UW-Madison recently announced 16 proposals from across campus that will be receiving funding through the university’s EI Small Grant Program. And among those receiving support are two people from the School of Education.
Adam Nelson, a professor and chair of the Department of Educational Policy Studies
, received backing to develop the department’s first online course, EDPOL 140: “Introduction to Education.” This class will serve as the gateway course for the department’s new undergraduate major in Education Studies.
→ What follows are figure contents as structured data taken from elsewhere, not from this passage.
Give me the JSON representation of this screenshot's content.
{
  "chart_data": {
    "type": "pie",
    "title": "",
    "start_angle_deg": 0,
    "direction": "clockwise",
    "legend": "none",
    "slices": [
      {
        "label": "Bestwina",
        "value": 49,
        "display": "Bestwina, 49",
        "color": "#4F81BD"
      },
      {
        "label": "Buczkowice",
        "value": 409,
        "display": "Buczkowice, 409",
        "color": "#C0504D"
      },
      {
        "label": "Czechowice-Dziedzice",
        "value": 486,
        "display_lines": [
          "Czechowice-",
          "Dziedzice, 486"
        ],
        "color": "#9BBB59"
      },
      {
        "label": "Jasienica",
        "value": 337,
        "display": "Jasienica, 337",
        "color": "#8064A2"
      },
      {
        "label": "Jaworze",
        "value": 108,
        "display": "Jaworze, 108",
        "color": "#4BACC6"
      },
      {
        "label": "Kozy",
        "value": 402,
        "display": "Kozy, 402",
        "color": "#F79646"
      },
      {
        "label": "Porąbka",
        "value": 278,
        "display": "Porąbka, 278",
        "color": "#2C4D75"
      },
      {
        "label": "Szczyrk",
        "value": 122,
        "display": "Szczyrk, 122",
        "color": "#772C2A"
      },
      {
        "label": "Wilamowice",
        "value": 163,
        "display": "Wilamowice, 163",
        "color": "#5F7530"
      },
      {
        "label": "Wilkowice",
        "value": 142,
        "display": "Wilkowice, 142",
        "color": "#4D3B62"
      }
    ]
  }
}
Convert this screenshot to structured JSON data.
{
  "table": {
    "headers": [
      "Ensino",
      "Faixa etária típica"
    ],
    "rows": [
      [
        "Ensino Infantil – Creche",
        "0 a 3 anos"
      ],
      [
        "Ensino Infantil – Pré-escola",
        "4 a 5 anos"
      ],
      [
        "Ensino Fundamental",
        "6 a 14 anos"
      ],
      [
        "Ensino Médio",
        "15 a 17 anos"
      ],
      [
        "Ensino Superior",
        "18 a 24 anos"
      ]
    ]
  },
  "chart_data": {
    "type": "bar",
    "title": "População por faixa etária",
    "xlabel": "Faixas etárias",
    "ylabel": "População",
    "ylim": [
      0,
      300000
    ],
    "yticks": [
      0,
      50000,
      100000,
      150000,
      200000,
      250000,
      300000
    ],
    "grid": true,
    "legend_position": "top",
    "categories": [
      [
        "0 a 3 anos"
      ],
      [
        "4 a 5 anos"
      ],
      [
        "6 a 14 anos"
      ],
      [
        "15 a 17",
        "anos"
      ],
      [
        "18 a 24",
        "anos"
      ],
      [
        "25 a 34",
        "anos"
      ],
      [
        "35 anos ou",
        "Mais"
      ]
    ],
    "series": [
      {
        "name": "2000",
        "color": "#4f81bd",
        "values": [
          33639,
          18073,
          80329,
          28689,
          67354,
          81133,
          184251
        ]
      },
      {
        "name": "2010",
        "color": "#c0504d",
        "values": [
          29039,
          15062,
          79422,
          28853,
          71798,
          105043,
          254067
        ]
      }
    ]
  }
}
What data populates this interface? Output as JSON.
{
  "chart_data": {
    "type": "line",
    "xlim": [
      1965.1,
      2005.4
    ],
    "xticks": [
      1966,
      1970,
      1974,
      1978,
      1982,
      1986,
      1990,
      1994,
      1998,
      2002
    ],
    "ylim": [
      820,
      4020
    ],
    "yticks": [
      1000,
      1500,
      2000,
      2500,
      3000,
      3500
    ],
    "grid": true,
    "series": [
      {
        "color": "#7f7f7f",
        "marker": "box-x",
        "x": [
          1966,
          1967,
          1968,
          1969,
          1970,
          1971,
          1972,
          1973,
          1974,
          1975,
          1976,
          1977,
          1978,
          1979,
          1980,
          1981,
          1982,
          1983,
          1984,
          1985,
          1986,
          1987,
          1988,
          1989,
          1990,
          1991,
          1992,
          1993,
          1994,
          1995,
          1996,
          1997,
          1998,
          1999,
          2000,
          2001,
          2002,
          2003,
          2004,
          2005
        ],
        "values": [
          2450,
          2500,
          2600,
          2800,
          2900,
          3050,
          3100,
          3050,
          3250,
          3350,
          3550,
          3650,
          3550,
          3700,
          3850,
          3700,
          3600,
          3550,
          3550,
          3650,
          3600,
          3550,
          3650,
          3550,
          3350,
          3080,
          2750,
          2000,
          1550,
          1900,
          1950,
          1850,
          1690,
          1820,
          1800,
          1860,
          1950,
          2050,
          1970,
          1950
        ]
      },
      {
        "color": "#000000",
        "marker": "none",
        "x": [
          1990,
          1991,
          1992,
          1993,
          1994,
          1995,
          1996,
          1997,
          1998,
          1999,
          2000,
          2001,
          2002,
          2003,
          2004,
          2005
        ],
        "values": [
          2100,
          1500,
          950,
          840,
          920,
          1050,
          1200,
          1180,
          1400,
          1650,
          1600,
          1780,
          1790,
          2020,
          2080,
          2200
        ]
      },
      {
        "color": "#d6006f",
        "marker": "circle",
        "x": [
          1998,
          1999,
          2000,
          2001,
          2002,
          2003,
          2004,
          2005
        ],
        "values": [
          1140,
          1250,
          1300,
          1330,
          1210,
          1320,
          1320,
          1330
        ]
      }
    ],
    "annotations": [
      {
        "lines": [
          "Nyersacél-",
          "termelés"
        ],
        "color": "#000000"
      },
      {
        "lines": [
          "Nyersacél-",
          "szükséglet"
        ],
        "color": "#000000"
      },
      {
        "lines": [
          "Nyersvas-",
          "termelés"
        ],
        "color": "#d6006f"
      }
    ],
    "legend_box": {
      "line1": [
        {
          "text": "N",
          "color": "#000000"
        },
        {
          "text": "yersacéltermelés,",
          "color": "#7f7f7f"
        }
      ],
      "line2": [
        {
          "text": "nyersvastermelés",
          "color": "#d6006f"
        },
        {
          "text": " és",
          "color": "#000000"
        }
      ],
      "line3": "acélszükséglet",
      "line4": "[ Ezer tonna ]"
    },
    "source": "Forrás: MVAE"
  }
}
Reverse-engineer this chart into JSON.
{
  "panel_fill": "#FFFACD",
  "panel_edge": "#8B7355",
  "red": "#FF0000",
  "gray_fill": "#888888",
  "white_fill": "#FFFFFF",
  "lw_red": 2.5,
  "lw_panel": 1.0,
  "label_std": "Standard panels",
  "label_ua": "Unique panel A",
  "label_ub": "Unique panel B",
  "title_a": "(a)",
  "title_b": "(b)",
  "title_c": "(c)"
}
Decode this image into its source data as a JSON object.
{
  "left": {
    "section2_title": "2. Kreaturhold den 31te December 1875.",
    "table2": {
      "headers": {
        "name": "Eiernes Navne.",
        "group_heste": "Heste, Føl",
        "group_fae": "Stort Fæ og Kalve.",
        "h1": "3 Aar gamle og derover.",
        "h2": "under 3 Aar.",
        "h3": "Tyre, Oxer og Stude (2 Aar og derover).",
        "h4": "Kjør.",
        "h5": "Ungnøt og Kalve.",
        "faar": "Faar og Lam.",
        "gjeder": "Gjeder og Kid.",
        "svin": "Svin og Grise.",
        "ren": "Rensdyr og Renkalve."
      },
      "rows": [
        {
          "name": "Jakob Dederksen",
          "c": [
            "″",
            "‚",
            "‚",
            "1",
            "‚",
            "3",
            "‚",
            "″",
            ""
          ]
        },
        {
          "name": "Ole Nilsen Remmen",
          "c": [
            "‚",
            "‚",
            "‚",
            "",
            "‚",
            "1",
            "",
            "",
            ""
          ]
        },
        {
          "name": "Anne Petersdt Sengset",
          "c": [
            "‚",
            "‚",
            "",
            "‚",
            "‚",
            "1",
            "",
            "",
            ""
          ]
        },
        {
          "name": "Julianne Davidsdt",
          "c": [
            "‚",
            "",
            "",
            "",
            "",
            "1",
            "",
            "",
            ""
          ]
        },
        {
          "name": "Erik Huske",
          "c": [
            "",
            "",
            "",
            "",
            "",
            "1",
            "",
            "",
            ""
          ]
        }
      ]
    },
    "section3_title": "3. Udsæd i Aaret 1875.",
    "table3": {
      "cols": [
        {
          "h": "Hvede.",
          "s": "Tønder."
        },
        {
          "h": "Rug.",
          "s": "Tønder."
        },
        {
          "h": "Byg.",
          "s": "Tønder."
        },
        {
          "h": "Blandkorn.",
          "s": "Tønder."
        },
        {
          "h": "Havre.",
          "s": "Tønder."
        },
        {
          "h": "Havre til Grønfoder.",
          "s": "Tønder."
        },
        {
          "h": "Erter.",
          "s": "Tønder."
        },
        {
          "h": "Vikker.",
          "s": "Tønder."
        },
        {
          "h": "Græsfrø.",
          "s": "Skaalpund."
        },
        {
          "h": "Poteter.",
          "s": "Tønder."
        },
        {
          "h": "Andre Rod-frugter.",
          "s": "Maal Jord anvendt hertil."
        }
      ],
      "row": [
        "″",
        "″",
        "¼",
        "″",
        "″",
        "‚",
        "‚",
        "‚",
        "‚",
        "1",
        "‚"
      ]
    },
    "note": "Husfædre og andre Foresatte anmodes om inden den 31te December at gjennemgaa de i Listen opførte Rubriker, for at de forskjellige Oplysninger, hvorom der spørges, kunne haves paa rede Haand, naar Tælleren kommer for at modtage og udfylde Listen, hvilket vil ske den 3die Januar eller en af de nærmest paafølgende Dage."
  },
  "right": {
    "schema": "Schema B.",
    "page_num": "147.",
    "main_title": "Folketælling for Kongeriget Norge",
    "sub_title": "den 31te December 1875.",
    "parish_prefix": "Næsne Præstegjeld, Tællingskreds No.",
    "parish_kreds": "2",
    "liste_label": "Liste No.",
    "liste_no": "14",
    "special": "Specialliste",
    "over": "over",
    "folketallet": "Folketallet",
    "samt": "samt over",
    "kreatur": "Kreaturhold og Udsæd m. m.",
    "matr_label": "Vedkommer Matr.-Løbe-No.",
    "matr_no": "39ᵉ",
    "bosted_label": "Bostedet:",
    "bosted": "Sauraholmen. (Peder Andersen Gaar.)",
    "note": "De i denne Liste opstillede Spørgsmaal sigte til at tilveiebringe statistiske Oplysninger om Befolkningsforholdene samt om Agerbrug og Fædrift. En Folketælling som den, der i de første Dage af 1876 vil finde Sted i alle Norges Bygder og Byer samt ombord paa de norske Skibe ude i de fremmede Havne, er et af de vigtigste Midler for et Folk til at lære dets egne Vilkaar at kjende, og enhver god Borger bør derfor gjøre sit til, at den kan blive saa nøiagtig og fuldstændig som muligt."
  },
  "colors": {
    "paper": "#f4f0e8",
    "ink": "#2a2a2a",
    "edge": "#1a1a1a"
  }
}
According to a summary of Nelson’s project: “The course will be offered online during Summer Term, with a blended version eventually offered during the academic year. The online summer offering will attract new student audiences and improve student access, especially students of color and other under-represented populations who express a strong interest in issues of inequality and social justice in education. The course will be designed with a project-oriented, problem-solving, practical case study approach, and will introduce students to career paths in education policy.”
In addition, Natalie Zervou, a lecturer with the School of Education’s Dance Department, received support to create a second online course in that department, Dance 168: “Dancing Gender: Embodiment, Politics and Feminist Theory.”
A summary of this project explains: “Plans involve further developing recorded video lectures of guest artist (accompanied by PowerPoint presentations) and a series of assignments designed to enhance student learning and foster online collaboration skills.”
The EI, or Educational Innovation, Grant Program provides funding for a diverse array of educational innovations in blended and online learning. The program recently funded 16 proposals from six schools and colleges at a total of more than $105,000.
Overall, the program received 37 proposals that were submitted from 12 schools, colleges, institutes and programs. The total amount of funding requested reached nearly $300,000. Proposals were evaluated and recommended for approval by a review committee consisting of faculty and staff from various campus units. Proposals were selected based on their exemplification of the program’s main theme (blended and online learning), alignment with departmental priorities, demonstration of long-term sustainability and, most importantly, impact on student learning.
Committed to supporting faculty and staff in their efforts to experiment with different pedagogical approaches and technologies, the EI Initiative plans to offer future open-funding opportunities next year and beyond.